Walt Disney shares jumped after the entertainment company’s earnings beat analysts’ forecasts on the back of record holiday season revenues at its theme parks and new subscriptions to its Disney+ streaming platform. 

Visitors were not put off by price hikes and longer wait times at its Disney World and Disneyland theme parks and advance bookings suggest demand from international travellers for the year ahead is recovering fast. 

New content, including The Book of Boba Fett and The Beatles: Get Back, helped Disney+ add nearly 12 million subscribers in the fourth quarter and chief executive Bob Chapek predicted future releases, such as Obi-Wan Kenobi, will keep it on track to reach its target of 230 to 260 million by 2024, ahead of Netflix’s current subscriber base of around 220 million. 

Brent crude climbed to $96 a barrel, its highest level in more than seven years, as markets priced in the increased risk of a conflict in Ukraine. Supply, already tight due to OPEC+ production caps and underinvestment in recent years, would be no doubt disrupted further in such a scenario, especially with the US and Europe threatening sanctions. 
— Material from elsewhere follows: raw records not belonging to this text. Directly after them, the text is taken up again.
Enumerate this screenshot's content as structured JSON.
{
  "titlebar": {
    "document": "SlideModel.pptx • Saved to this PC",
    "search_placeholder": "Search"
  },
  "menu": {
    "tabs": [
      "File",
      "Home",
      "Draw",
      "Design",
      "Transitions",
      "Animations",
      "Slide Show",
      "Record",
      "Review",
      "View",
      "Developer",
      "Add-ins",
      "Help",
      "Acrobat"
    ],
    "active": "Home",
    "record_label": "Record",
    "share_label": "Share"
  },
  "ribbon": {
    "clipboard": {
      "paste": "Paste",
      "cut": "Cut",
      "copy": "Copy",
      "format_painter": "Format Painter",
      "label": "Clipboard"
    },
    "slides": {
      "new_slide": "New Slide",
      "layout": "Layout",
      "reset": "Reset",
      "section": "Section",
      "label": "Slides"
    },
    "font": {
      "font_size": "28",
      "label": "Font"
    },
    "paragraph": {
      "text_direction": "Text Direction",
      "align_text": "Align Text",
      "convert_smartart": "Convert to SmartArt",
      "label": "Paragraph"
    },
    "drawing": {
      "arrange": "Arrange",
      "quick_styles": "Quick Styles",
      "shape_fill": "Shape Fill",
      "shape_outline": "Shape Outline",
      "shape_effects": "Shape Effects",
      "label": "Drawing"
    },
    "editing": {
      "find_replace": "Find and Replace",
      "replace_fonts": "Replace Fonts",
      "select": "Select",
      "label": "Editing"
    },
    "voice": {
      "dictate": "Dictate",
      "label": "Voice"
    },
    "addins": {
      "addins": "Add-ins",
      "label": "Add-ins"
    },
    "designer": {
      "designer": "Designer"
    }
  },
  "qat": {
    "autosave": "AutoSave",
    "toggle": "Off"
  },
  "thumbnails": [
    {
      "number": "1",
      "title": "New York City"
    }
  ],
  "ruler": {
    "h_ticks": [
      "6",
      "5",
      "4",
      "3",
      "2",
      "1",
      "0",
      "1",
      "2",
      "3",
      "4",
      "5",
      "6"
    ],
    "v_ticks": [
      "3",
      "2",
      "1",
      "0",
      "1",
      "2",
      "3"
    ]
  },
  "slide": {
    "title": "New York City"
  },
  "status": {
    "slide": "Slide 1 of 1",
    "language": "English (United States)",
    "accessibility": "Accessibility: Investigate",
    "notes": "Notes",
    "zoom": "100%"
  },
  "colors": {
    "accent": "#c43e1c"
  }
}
Cryptocurrencies gave back some of their recent gains as investors fled more speculative assets in the risk-off trading environment. Bitcoin and Ethereum fell by 4.2% and 7.5% respectively. 

In a sign of changing times, cryptocurrency company advertisements, featuring celebrities Larry David and LeBron James, were prominent during Sunday’s Super Bowl. Coinbase’s app crashed due to a flood of traffic after its ad offered free Bitcoin to new sign-ups.